У Эда накопились вопросы, но теперь Крузо смотрел на него вопросительно. Как будто настал черед Эда что-то говорить, называть, рок, незримая рана. Обычно он просил Эда почитать вслух Тракля, лучше всего те стихи, в которых фигурировала сестра. Таких было много, два-три десятка, а то и больше. Свои стихи Крузо больше не читал. Говорил, что недостаточно чист, что бы это ни означало. Говорил он и другие странные вещи, только о своем аресте молчал. Эд решил не наседать на него. Уговаривал только почитать Тракля, и в конце концов его друг действительно сделал попытку.
Он одолел четыре строчки, потом оборвал. Некоторое время пытался молча, только шевеля губами, и – сдался. Лицо опустошилось, утратило всякое выражение. Мгновенно щеки у него стали слишком большими и какими-то младенческими. Место глубочайшей нежности. На несколько секунд Эд увидел своего товарища другими глазами, больше он не выдержал. Тихо прочитал стихотворение. Старался изо всех сил, прилагал усилия и после нескольких строф заметил, что ему удается попасть в тон. Сердце забилось сильнее, в голосе завибрировала сила, ритм, достаточный, чтобы залечить стихами незримую рану, стихами о меланхолии и печали, которые превосходили все-все.
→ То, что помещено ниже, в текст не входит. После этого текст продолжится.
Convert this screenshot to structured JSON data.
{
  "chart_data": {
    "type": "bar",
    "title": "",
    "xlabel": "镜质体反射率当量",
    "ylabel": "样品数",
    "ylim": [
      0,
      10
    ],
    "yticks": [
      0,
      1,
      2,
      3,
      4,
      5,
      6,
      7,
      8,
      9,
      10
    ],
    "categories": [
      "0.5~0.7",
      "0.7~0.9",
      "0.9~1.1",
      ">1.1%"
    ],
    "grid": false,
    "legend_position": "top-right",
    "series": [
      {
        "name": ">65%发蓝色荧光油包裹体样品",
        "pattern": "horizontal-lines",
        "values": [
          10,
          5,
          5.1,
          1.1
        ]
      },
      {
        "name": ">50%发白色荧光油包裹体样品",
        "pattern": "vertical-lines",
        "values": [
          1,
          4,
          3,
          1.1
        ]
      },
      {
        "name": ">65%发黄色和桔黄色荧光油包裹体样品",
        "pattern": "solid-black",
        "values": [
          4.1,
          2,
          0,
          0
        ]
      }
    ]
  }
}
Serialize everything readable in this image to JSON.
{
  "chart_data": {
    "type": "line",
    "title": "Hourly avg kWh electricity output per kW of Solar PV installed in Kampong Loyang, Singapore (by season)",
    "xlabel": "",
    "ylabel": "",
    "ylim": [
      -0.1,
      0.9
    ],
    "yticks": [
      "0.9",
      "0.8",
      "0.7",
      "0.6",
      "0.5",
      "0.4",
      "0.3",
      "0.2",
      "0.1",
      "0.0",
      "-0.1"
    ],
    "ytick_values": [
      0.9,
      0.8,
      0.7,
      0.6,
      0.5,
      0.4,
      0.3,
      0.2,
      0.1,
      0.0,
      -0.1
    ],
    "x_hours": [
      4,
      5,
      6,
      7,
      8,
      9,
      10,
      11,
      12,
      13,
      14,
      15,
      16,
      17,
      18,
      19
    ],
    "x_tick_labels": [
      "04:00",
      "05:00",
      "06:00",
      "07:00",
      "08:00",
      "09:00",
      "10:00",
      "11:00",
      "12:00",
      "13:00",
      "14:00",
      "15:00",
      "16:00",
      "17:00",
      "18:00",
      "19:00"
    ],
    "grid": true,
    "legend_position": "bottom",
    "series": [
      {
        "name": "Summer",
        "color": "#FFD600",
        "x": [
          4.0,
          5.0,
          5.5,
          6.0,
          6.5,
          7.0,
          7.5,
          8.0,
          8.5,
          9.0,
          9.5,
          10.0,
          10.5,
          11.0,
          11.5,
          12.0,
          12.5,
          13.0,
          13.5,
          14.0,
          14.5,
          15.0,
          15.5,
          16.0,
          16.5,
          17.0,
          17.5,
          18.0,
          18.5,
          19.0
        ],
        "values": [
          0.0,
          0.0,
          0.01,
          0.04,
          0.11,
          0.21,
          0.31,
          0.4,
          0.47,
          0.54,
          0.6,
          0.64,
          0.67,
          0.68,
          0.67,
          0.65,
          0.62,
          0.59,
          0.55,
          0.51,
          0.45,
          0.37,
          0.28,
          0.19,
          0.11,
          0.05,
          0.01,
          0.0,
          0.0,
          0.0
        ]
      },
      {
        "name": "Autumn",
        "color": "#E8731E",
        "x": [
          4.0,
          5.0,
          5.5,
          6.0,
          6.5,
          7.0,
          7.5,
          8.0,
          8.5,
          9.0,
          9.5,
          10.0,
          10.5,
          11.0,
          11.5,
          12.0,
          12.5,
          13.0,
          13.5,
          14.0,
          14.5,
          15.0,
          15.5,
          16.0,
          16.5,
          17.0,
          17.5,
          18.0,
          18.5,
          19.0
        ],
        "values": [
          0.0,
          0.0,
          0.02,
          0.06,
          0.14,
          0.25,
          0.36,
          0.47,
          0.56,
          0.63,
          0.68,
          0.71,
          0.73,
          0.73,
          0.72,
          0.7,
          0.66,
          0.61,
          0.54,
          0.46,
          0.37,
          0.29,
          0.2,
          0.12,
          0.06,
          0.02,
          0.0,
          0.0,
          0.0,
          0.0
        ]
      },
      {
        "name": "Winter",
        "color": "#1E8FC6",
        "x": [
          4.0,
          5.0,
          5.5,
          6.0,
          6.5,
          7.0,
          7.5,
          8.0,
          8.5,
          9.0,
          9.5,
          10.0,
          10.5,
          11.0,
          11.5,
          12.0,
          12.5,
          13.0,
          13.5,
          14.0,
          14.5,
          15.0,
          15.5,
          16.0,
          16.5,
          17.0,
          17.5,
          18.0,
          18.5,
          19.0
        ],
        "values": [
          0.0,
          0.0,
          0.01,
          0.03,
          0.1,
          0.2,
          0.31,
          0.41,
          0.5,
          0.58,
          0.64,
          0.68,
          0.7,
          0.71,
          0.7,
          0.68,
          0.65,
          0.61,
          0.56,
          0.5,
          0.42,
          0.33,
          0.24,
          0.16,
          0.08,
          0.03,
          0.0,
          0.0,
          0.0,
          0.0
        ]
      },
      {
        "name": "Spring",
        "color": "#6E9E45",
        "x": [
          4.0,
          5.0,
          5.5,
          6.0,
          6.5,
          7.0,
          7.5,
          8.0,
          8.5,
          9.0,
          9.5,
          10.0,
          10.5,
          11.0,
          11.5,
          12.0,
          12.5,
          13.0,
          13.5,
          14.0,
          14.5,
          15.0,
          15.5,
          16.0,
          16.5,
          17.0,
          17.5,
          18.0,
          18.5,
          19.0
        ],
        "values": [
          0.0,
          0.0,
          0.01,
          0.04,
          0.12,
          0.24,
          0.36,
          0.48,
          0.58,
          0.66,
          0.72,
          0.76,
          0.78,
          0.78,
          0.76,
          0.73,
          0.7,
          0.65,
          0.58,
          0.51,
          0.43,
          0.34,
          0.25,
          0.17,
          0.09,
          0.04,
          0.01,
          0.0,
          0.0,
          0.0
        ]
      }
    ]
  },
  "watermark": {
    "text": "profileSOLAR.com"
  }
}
Они пили «Линденблатт». Говорили о перелетных птицах и кольцевании, когда Крузо вдруг заверил его, что тогда, с Рене, был не он. В каком смысле? – спросил Эд, и Крузо объяснил, что он и еще кое-кто просто помогли ему, в сущности, конечно, слишком поздно, и он по-прежнему очень об этом сожалеет. Но теперь у Эда все опять хорошо, после лечения на Радиологической станции. Какого лечения, хотел спросить Эд, но какая разница? Рентгеновский снимок, может, и не один, не все ли равно. Он чувствовал себя защищенным в присутствии друга. Лучшего, единственного друга. А теперь даже брата.